Pod względem wydajności patrzymy na dwa odrębne profile. W przerywnikach Capcom stawia na jakość i brak blokady liczby klatek na sekundę, więc wyniki są różne: od 35 do 60 FPS. Wśród mocniejszych modeli konsol to PS4 Pro wypada lepiej. Być może ze względu na niższą rozdzielczość i słabsze wygładzanie krawędzi, ale przewaga wynosi około 20 procent, w zależności od sceny. Podobny przedział widać na standardowych urządzeniach, ale przewaga ponownie jest po stronie Sony, podczas gdy Xbox One S wypada ogólnie najmniej płynnie.
Podczas rozgrywki celem jest już 60 klatek na sekundę i trzy z czterech konsol regularnie radzą sobie z zadaniem. PlayStation 4, PS4 Pro oraz Xbox One X przez większość czasu nie schodzą poniżej tego poziomu, lecz liczne efekty pełnoekranowe i wymagające operacje na przezroczystości (jak wybuchy) mogą przełożyć się na pewne spadki. Najbardziej widać to na Xbox One X, choć sytuacja szybko wraca do płynnej normy.
Sprzęt Sony jest nieco mniej podatny na te drobne zacięcia. Różnice są względnie małe i na wszystkich konsolach gra się dobrze, ale to odsłona X ma największe problemy z utrzymaniem się przy 60 klatkach na sekundę podczas walki. Jedynie podczas spokojnej eksploracji nie notujemy żadnych spadków.
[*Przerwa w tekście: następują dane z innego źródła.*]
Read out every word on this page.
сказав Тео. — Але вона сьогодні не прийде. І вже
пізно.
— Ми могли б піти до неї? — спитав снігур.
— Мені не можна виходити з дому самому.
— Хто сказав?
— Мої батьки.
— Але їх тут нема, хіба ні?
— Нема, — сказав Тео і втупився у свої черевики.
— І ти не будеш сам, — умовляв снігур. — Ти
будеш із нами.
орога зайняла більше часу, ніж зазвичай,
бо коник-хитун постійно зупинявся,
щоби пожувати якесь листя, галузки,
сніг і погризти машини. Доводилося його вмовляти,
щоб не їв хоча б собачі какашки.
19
Jedno jest jasne, Devil May Cry 5 to w naszej opinii fantastyczna produkcja, a także kontynuacja trendu wznoszącego, jaki prezentuje ostatnio Capcom. Połączono świetną grafikę, pomysłowy projekt, płynną akcję i nowoczesną technologię, co daje łącznie bardzo dobrą grę wideo. Tytuł wygląda przepięknie na każdym systemie, ale - wzorem innych premier multiplatformowych w ostatnim okresie - Xbox One S odstaje, choć nadal zapewnia mnóstwo świetnej zabawy.
Próby przygotowania rankingu wydań konsolowych nie są łatwe. Na standardowych urządzeniach oczywistym wyborem jest PS4 Pro, ale już Pro oraz X mają własne wady i zalety. Gra działa nieco płynniej na pierwszej maszynie, ale produkt Microsoftu podnosi rozdzielczość i wygładzanie krawędzi. W poszukiwaniu tego, co najważniejsze - frajdy z rozgrywki - możemy bezpiecznie polecić dowolną z tych dwóch konsol.